Sooner or later, if we’re lucky, we come to learn a pretty big lesson: it’s not all about me. Though I try to shape them, use them, and do the best I can with them, I didn’t make or create my head, my heart, or my hands. I have to admit there are bigger things, bigger hands, hearts, and minds at work than mine. And if I want to put mine out there and try to make something of them, it requires a couple things: faith and risk.
I get a daily e-mail to contemplate every morning from Richard Rohr, Franciscan priest, Christian mystic, founder of the Center for Contemplation and Action. This morning’s musings came together like this:
This is probably why Jesus praised faith and trust even more than love. It takes a foundational trust to fall or to fail–and not to fall apart. Faith alone holds you while you stand waiting and hoping and trusting. Then, and only then, will deeper love happen. It’s no surprise at all that in English (and, I am told, in other languages as well) we speak of “falling” in love. I think falling is the only way to get to authentic love. None would go freely, if we knew ahead of time what love is going to ask of us. Very human faith lays the necessary foundation for the ongoing discovery of love. Have no doubt though: great love is always a discovery, a revelation, a wonderful surprise, a falling into “something” much bigger and deeper that is literally beyond us and larger than us.

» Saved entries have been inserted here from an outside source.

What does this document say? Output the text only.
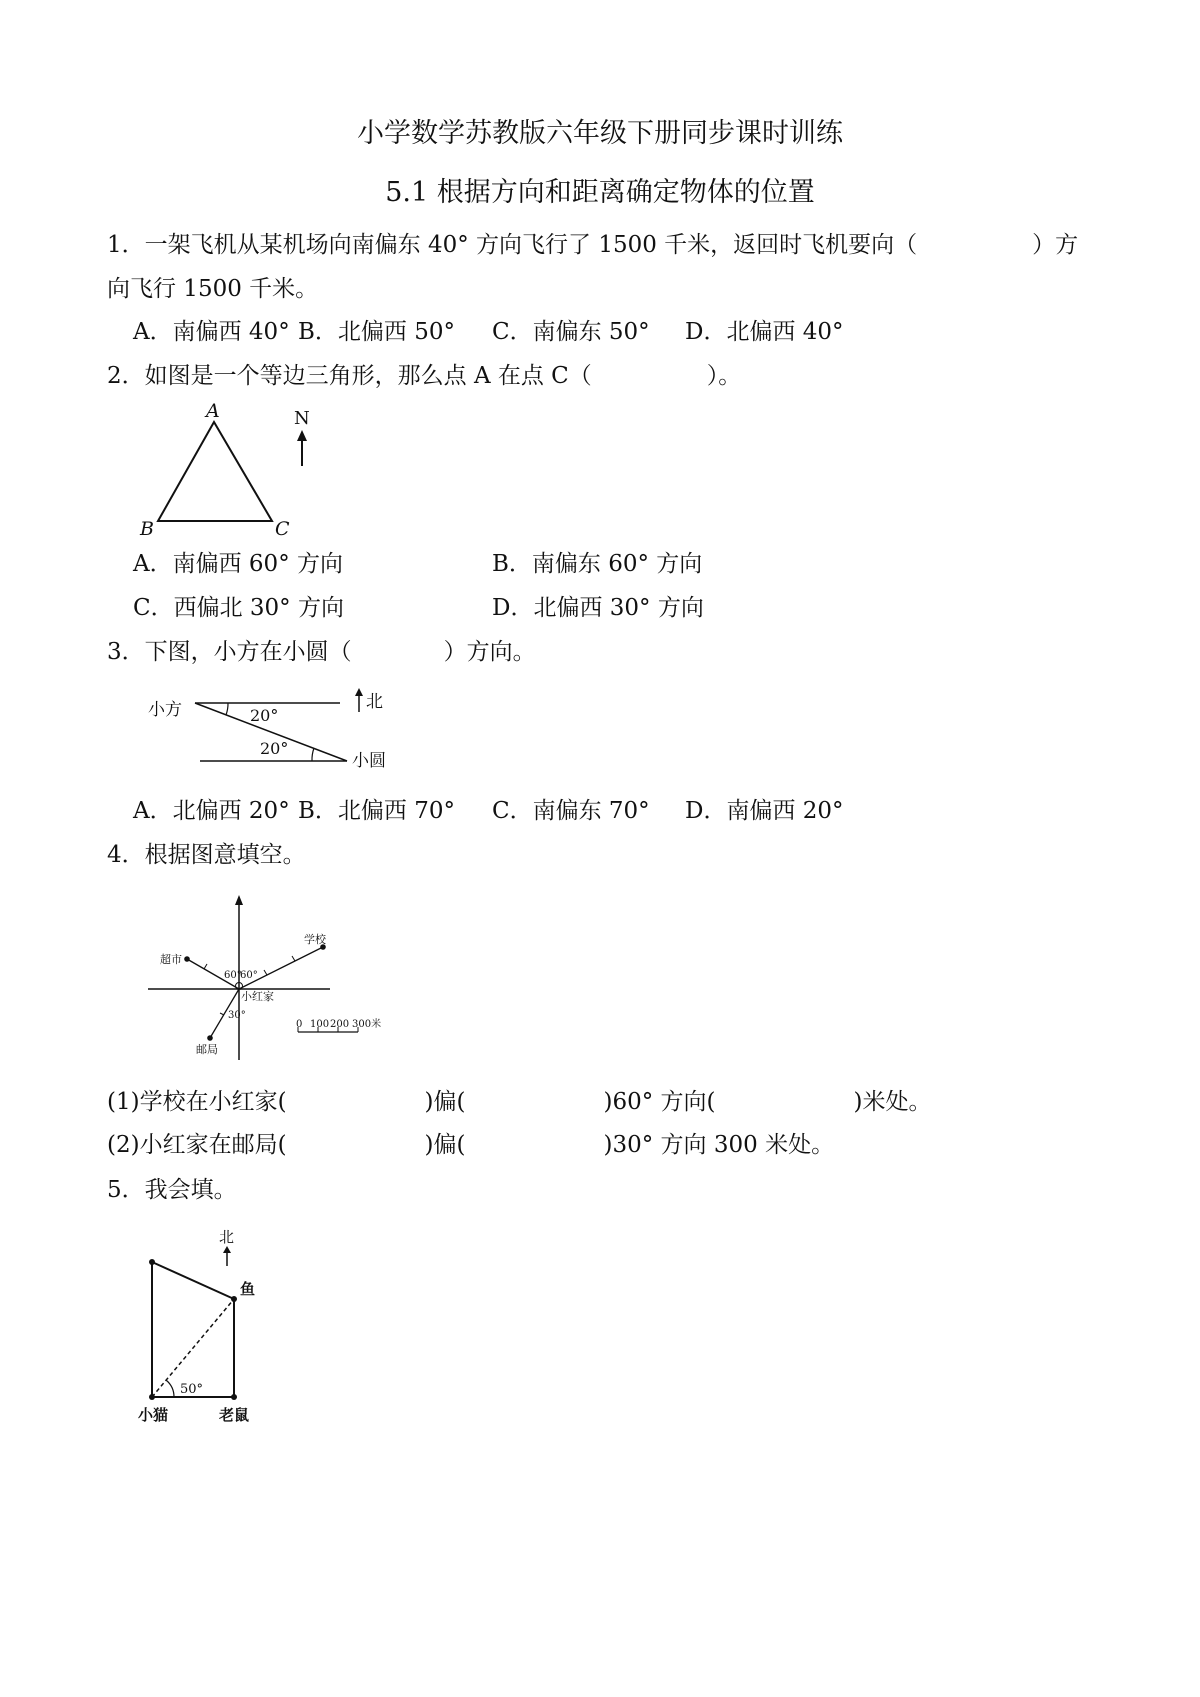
小学数学苏教版六年级下册同步课时训练
5.1 根据方向和距离确定物体的位置
1．一架飞机从某机场向南偏东 40° 方向飞行了 1500 千米，返回时飞机要向（　　　　　）方
向飞行 1500 千米。
A．南偏西 40° B．北偏西 50° C．南偏东 50° D．北偏西 40°
2．如图是一个等边三角形，那么点 A 在点 C（　　　　　）。
A
B	C
N
A．南偏西 60° 方向	B．南偏东 60° 方向
C．西偏北 30° 方向	D．北偏西 30° 方向
3．下图，小方在小圆（　　　　）方向。
小方	20°
20°
北
小圆
A．北偏西 20° B．北偏西 70° C．南偏东 70° D．南偏西 20°
4．根据图意填空。
学校
超市
60°
60°
小红家
30°
邮局
0 100 200 300米
(1)学校在小红家(　　　　　　)偏(　　　　　　)60° 方向(　　　　　　)米处。
(2)小红家在邮局(　　　　　　)偏(　　　　　　)30° 方向 300 米处。
5．我会填。
北
50°
鱼
小猫	老鼠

We need our heads–our thoughts and our beliefs. We need our hands–our actions. And we need our heart–love, passion. And love is something that goes beyond us, is bigger than us, involves a letting go, a surrender; involves faith; involves God.
I’ve still got more questions than I’ll ever have answers. But I like to think about living life the way Ruskin describes fine art. And I like to think of giving my head, hand, heart, over to faith, to love, to God, and trying to build dreams, to build life, with a little Help.
* The photo at the top came from Living Outdoor. It represents something of a dream for me–living and writing outside in the woods, in a simple cabin.